Regional Differences in Pollution Prosecutions in the Bush Years

Not all federal judicial districts are created equal when it comes to federal prosecutors bringing criminal charges against individuals and businesses thought by the investigative agencies to have violated the nation's pollution laws, according to a unique new data base developed by the Transactional Records Access Clearinghouse (TRAC).

The analysis of the district-by-district variation in how federal prosecutors handle pollution violators around the country was based on very detailed information obtained from the Justice Department by TRAC. The data in this case focus on the actions of the U.S. Attorneys operating in each of the 90 federal districts in the United States during the Bush Administration.

This totally new analysis is one in a series of special TRAC bulletins describing various aspects of how the federal government has enforced the environmental laws in recent years. With it, complete counts are available regarding all individuals who have been targeted for violating any one of more than 1,400 statutes, not just those cases where the prosecutors designated an environmental violation as the "lead charge." The data show that from the beginning of FY 2001 through the first quarter of FY 2004 federal prosecutors considered filing one or more pollution charges against 1,600 individuals and businesses. This bulletin focuses on environmental charges involving pollution issues -- air, water, hazardous waste, etc. Other bulletins will focus on other environmental areas, such as wildlife preservation, protecting the national forests, safeguarding public lands and guarding archeological resources.

Prosecution Often Declined

But, as fully authorized by federal law and practice, the U.S. Attorneys and their assistants throughout the country declined to prosecute well over half (922) of these individuals -- or 58 percent. On each of these, however, investigative agencies had referred the matter to federal prosecutors believing the evidence indicated they were criminal violators. See pie chart.

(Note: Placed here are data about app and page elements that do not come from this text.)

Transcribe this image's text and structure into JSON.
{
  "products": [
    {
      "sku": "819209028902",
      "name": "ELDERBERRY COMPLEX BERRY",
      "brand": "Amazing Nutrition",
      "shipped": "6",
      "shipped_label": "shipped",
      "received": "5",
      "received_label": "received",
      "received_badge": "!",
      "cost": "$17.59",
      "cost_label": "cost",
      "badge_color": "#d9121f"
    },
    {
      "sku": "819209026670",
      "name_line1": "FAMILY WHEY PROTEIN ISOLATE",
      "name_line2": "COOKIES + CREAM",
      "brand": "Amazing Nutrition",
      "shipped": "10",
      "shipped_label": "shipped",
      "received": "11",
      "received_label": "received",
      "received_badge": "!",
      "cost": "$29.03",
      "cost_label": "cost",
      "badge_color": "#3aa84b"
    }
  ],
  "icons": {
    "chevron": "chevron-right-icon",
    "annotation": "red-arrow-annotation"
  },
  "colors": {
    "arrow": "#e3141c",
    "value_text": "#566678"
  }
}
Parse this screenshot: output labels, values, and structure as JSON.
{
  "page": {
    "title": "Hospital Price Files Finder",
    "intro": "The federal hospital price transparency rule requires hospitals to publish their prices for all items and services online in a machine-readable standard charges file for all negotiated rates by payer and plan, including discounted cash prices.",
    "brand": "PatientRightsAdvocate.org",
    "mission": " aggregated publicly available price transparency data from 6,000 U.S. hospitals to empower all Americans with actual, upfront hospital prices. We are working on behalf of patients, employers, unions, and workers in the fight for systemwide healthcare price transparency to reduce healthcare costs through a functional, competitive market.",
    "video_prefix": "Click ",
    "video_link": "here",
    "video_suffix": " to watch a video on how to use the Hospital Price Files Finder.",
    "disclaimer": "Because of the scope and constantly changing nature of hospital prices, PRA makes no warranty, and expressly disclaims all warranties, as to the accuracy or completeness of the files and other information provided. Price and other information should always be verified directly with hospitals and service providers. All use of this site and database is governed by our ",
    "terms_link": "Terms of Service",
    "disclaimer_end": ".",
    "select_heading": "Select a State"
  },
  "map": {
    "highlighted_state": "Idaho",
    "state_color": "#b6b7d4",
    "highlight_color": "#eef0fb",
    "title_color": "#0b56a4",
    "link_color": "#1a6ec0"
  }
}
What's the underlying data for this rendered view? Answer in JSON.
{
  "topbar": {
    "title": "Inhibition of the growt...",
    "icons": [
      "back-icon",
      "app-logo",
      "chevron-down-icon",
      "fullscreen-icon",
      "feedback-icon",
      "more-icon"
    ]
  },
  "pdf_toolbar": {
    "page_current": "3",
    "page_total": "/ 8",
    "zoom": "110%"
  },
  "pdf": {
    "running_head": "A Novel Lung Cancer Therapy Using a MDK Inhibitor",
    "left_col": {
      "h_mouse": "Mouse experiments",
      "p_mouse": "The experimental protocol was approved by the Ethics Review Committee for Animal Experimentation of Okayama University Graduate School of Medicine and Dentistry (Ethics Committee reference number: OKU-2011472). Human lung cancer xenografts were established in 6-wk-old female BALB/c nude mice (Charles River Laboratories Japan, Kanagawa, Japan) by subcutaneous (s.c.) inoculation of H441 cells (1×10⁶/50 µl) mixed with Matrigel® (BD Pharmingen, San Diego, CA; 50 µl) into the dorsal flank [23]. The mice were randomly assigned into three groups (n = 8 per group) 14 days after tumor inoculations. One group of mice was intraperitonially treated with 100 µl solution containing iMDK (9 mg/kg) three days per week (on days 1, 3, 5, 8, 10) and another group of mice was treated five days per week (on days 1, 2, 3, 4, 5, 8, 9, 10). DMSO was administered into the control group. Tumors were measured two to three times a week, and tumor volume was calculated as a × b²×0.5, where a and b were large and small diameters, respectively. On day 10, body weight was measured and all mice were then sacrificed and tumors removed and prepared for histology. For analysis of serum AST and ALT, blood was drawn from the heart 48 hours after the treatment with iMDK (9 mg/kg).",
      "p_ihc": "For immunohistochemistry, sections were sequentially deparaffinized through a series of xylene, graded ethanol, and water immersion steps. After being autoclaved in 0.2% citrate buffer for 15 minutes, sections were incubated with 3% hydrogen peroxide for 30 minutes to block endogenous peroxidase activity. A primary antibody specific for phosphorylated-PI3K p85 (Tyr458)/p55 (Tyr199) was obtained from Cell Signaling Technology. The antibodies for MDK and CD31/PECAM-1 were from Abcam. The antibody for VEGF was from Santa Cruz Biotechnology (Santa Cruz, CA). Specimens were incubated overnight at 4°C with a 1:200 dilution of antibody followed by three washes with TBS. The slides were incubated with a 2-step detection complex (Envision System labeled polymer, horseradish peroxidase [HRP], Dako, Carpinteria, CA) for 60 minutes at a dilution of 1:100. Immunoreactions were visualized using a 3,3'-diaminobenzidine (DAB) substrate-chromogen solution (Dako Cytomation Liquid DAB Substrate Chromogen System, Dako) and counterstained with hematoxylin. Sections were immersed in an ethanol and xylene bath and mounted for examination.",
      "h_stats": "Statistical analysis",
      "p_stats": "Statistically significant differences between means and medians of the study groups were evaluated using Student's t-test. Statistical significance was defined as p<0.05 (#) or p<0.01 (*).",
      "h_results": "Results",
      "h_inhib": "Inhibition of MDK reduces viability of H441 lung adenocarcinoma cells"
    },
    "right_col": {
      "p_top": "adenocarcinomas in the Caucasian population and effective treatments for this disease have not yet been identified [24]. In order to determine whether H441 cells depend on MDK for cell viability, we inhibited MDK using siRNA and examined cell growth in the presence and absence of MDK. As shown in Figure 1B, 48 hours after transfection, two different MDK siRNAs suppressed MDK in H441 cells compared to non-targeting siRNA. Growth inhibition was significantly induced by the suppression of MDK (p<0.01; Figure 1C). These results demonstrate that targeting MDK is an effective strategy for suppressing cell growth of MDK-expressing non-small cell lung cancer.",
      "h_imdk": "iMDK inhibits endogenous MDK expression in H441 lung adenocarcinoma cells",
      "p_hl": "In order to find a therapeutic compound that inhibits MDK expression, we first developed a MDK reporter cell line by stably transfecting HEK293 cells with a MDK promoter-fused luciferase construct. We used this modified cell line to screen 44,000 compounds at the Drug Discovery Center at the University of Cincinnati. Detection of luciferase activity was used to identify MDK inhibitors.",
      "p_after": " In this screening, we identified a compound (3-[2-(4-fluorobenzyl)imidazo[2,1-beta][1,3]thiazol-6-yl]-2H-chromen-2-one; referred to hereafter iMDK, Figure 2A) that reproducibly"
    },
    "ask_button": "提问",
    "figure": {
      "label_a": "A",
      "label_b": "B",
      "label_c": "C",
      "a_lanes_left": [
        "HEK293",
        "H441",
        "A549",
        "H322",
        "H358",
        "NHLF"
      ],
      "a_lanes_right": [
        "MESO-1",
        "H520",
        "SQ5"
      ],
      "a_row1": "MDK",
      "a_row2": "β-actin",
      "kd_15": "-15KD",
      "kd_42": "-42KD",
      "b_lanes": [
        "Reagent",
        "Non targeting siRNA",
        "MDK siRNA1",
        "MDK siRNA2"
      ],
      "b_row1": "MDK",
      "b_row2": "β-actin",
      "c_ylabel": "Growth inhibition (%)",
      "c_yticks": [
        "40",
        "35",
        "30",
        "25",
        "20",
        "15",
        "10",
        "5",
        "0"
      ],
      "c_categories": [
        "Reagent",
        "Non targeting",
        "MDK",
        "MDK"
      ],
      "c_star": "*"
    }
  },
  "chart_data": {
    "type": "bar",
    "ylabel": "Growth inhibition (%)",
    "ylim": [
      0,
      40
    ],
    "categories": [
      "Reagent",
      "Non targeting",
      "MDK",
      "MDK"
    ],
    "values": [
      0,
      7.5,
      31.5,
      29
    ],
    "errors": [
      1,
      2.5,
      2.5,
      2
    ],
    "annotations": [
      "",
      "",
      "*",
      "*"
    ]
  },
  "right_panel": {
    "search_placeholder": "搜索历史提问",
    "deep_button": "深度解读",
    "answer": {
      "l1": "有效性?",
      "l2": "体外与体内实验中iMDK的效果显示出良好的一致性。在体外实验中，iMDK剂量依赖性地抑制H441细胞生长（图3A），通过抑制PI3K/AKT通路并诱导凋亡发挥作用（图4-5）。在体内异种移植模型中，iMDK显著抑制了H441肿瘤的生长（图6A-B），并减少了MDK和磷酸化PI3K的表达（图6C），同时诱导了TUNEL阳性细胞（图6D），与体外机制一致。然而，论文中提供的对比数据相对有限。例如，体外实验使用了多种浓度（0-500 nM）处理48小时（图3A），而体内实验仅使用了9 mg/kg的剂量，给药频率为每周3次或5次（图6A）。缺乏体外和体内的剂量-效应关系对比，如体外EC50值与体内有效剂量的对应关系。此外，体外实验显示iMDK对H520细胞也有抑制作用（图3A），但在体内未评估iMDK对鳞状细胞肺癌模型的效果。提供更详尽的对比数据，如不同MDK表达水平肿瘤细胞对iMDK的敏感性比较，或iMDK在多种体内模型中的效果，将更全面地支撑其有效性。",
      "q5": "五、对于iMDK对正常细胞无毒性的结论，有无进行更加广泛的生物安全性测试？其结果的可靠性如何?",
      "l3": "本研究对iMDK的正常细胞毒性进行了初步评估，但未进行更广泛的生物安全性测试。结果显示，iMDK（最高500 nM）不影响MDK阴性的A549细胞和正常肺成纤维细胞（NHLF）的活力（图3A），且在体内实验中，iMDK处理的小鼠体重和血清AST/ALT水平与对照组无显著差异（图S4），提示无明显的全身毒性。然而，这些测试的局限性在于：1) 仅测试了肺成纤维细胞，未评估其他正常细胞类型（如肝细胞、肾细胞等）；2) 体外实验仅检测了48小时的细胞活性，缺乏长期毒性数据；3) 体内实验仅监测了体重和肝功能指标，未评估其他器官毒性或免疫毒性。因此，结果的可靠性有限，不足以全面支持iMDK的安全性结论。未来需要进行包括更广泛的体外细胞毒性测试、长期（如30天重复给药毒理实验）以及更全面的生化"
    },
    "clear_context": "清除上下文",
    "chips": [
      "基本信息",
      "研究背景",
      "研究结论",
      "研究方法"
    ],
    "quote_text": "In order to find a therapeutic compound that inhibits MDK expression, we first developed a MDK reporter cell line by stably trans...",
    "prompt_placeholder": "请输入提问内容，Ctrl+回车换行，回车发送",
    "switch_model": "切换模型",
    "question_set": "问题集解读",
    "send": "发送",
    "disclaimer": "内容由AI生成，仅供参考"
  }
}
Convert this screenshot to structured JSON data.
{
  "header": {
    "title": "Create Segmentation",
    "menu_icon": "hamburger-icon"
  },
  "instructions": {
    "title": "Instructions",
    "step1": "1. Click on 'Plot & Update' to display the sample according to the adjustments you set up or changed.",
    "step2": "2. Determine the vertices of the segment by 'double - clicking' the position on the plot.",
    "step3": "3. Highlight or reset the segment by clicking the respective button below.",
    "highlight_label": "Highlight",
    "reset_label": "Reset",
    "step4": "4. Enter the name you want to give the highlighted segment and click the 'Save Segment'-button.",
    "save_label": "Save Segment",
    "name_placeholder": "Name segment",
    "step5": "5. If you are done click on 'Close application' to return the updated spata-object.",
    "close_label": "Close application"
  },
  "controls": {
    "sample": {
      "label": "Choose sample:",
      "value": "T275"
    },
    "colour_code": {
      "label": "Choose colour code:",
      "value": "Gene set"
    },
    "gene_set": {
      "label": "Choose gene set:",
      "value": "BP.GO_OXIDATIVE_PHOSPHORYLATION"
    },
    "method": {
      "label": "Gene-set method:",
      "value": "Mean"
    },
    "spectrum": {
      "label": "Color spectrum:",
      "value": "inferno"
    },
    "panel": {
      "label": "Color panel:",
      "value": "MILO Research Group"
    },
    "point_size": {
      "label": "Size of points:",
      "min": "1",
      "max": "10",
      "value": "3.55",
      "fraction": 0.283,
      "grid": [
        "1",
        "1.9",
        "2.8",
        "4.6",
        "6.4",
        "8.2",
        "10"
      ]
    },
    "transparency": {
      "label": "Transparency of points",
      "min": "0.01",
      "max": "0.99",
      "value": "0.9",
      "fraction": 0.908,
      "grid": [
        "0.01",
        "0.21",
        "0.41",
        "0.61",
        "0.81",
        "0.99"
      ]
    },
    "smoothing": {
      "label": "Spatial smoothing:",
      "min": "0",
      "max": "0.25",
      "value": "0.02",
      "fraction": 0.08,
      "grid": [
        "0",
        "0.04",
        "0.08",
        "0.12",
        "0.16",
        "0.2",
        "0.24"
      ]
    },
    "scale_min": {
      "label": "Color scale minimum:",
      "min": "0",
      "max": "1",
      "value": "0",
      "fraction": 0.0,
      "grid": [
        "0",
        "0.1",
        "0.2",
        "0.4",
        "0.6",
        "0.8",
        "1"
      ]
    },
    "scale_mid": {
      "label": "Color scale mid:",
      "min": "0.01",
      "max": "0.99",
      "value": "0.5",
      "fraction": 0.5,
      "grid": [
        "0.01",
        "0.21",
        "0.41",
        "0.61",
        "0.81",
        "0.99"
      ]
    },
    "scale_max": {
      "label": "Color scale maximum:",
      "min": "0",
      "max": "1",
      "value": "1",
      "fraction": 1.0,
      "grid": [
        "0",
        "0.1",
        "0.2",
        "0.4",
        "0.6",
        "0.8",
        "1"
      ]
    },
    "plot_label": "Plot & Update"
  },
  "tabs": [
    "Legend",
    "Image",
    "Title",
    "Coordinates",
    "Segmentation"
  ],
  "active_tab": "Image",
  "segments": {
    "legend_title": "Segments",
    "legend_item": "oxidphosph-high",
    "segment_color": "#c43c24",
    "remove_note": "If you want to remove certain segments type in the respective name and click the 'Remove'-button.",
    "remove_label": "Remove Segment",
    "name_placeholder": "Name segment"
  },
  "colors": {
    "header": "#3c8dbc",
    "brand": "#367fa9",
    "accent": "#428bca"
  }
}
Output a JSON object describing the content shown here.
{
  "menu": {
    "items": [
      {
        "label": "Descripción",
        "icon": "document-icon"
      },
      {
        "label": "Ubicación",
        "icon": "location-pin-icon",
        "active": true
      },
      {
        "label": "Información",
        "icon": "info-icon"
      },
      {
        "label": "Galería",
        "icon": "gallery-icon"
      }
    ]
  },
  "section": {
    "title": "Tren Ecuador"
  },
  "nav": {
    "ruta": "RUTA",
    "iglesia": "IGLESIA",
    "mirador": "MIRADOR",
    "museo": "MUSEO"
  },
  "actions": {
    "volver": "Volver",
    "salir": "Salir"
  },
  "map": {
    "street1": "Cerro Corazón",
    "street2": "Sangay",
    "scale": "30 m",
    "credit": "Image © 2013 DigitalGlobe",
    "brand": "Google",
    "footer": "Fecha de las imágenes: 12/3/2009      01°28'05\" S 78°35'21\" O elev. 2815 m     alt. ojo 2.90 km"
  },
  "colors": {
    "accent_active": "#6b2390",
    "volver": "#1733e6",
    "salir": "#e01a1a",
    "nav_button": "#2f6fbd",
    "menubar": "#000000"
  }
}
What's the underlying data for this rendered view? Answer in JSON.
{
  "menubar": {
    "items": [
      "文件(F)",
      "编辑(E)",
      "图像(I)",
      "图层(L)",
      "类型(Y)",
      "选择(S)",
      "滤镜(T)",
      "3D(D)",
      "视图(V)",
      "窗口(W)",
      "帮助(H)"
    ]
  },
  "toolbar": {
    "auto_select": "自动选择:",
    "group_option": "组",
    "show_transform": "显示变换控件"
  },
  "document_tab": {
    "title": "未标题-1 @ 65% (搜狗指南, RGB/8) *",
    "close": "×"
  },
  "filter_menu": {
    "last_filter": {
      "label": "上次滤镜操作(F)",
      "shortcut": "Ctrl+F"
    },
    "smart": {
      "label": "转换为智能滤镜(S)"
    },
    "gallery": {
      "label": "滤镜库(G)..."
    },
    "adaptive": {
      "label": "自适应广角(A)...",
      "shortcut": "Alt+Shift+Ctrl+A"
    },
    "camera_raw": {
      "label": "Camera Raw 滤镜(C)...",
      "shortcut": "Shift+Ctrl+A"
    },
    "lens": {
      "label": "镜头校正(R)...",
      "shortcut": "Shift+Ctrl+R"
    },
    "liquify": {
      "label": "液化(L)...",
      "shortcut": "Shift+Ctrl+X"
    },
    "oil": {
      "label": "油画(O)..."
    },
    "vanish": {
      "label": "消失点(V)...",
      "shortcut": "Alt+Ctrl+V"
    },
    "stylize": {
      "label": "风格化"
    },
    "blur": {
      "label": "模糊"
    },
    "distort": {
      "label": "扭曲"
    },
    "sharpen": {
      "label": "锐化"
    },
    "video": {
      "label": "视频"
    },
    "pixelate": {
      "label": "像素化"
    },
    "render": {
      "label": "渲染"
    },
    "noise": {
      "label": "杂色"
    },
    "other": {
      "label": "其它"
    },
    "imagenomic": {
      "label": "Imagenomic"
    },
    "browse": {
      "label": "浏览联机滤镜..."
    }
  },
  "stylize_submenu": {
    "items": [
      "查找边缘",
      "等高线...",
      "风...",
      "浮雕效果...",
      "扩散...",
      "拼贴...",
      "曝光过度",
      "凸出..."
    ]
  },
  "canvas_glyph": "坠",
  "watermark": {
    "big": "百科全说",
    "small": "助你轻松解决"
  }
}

Among the most commonly cited reasons for declining to prosecute were weak evidence, lack of criminal intent, and agency request or office policy. See the table below for details.

Prosecutions Declined
FY 2001 - 1st Quarter FY 2004
Disposition Reason Number Percent
All 922 100.0
Weak or insufficient
admissible evidence
259 28.1
Lack of evidence of
criminal intent
178 19.3
Agency request/office policy 117 12.7
No federal offense evident 73 7.9
Other disciplinary alternatives 56 6.1
Lack of resources 42 4.6
Minimal federal interest 26 2.8
Other 171 18.5

District Patterns

Variation in the extent to which the individual U.S. Attorneys -- almost all of them appointed to office by the president -- choose to exercise their discretion is considerable.

Here, for example, is what the records show about a number of different districts around the country since 2001.

  • In the Tampa area, Florida Middle, the U.S. Attorneys office for one reason or another declined to file criminal charges against nine out of ten of the 55 individuals or businesses the agencies had recommended be charged with criminal pollution violations. For active districts, this was the highest "declination rate" in the country.

  • In Alaska and the Mobile area in Alabama, Alabama South, the U.S. Attorneys chose to decline more than four out of five of the pollution matters.

  • In the areas around Los Angeles and St Louis, California Central and Missouri East, federal prosecutors declined less than half.

  • Among the busier districts where the prosecutors chose to move ahead on a high proportion of the pollution cases was Miami, Florida South, where less than one out of five were rejected. (The outcome in Miami is in stark contrast to the record for Tampa.)

Widespread District Variation
in Environmental Enforcement
During the Bush Years

(see table)

For information about each of the districts, see the table linked from the box at left.

Although individual U.S. Attorneys have in fact been granted a great deal of power in setting the enforcement priorities of their offices, other factors also should be recognized. Some areas may have much more serious pollution problems than other areas. The quality of federal investigators varies around the country, with some being more effective in developing their cases than others. In certain areas, state and local environmental agencies are more aggressive and thus can play a bigger role in enforcing the pollution laws in the geographic region covered by a particular federal office.